Hence the Hagel choice: Under the guise of centrist bipartisanship, it allows the president to leave the constrained first-term Obama behind and follow his natural Hagel-like foreign policy inclinations. On three pressing issues, in particular:

(1) Military Spending

Current Defense Secretary Leon Panetta said in August 2011 that the scheduled automatic $600 billion defense cuts (”sequestration”) would result in “hollowing out the force,” which would be “devastating.” And he strongly hinted that he might resign rather than enact them.

Asked about Panetta’s remarks, Hagel called the Pentagon “bloated” and needing “to be pared down.” Just the man you’d want to carry out a U.S. disarmament that will shrink America to what Obama thinks is its proper size on the world stage; i.e., smaller.  [……]

(2) Israel

The issue is not Hagel’s alleged hostility but his public pronouncements. His refusal to make moral distinctions, for example. At the height of the second intifada, a relentless campaign of indiscriminate massacre of Israelis, Hagel found innocence abounding: “Both Israelis and Palestinians are trapped in a war not of their making.”

This pass at evenhandedness is nothing but pernicious blindness. Just last month, Yasser Arafat’s widow admitted on Dubai TV what everyone has long known — that Arafat deliberately launched the intifada after the collapse of the Camp David peace talks in July 2000. He told his wife to stay in the safety of Paris. Why, she asked? Because I’m going to start an intifada.

In July 2002, with the terror still raging, Hagel offered further exquisite evenhandedness: “Israel must take steps to show its commitment to peace.” Good God. Exactly two years earlier Israel had proposed an astonishingly generous peace that offered Arafat a Palestinian state — and half of Jerusalem, a previously unimaginable Israeli concession. Arafat said no, made no counteroffer, walked away and started his terror war. Did no one tell Hagel?

(3) Iran

Hagel doesn’t just oppose military action, a problematic option with serious arguments on both sides. He actually opposed any unilateral sanctions. You can’t get more out of the mainstream than that.

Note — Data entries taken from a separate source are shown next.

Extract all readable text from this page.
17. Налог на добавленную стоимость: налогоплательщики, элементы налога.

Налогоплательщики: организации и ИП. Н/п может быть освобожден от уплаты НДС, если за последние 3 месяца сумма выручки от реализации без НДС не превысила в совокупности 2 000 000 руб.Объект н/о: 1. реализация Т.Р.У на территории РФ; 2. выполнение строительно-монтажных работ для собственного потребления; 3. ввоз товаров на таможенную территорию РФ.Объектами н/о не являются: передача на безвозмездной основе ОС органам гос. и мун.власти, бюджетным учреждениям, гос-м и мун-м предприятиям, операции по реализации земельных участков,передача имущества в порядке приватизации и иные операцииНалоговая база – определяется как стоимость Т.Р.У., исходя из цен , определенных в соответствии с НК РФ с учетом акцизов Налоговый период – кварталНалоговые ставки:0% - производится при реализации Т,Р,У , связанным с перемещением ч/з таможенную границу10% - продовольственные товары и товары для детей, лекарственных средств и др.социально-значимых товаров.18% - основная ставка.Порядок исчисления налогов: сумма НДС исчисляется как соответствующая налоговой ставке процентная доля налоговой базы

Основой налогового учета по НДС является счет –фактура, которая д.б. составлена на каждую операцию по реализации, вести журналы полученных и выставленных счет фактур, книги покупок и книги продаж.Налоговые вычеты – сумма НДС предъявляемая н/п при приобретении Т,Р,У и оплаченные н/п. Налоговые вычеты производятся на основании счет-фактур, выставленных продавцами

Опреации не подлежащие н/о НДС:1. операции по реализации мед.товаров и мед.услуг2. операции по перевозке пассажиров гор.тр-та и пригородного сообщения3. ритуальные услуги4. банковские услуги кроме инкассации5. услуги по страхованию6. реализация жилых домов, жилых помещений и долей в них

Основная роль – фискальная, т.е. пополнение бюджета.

He believes in diplomacy instead, as if talk alone will deter the mullahs. He even voted against designating Iran’s Revolutionary Guard Corps as a terrorist organization at a time when they were supplying and supporting attacks on U.S. soldiers in Iraq and Afghanistan.

Most tellingly, he has indicated that he is prepared to contain a nuclear Iran, a position diametrically opposed to Obama’s first-term, ostensibly unalterable opposition to containment.  […….]

And that’s the point. Hagel himself doesn’t matter. He won’t make foreign policy. Obama will run it out of the White House even more tightly than he did in the first term. Hagel’s importance is the message his nomination sends about where Obama wants to go. The lessons are being duly drawn. Iran’s official media have already cheered the choice of what they call this “anti-Israel” nominee.  [……]

The rest of the world can see coming the Pentagon downsizing — and the inevitable, commensurate decline of U.S. power. Pacific Rim countries will have to rethink reliance on the counterbalance of the U.S. Navy and consider acquiescence to Chinese regional hegemony. Arab countries will understand that the current rapid decline of post-Kissinger U.S. dominance in the region is not cyclical but intended to become permanent.

Hagel is a man of no independent stature. He’s no George Marshall or Henry Kissinger. A fringe senator who left no trace behind, Hagel matters only because of what his nomination says about Obama.

However the Senate votes on confirmation, the signal has already been sent. Before Election Day, Obama could only whisper it to his friend Dmitry. Now, with Hagel, he’s told the world.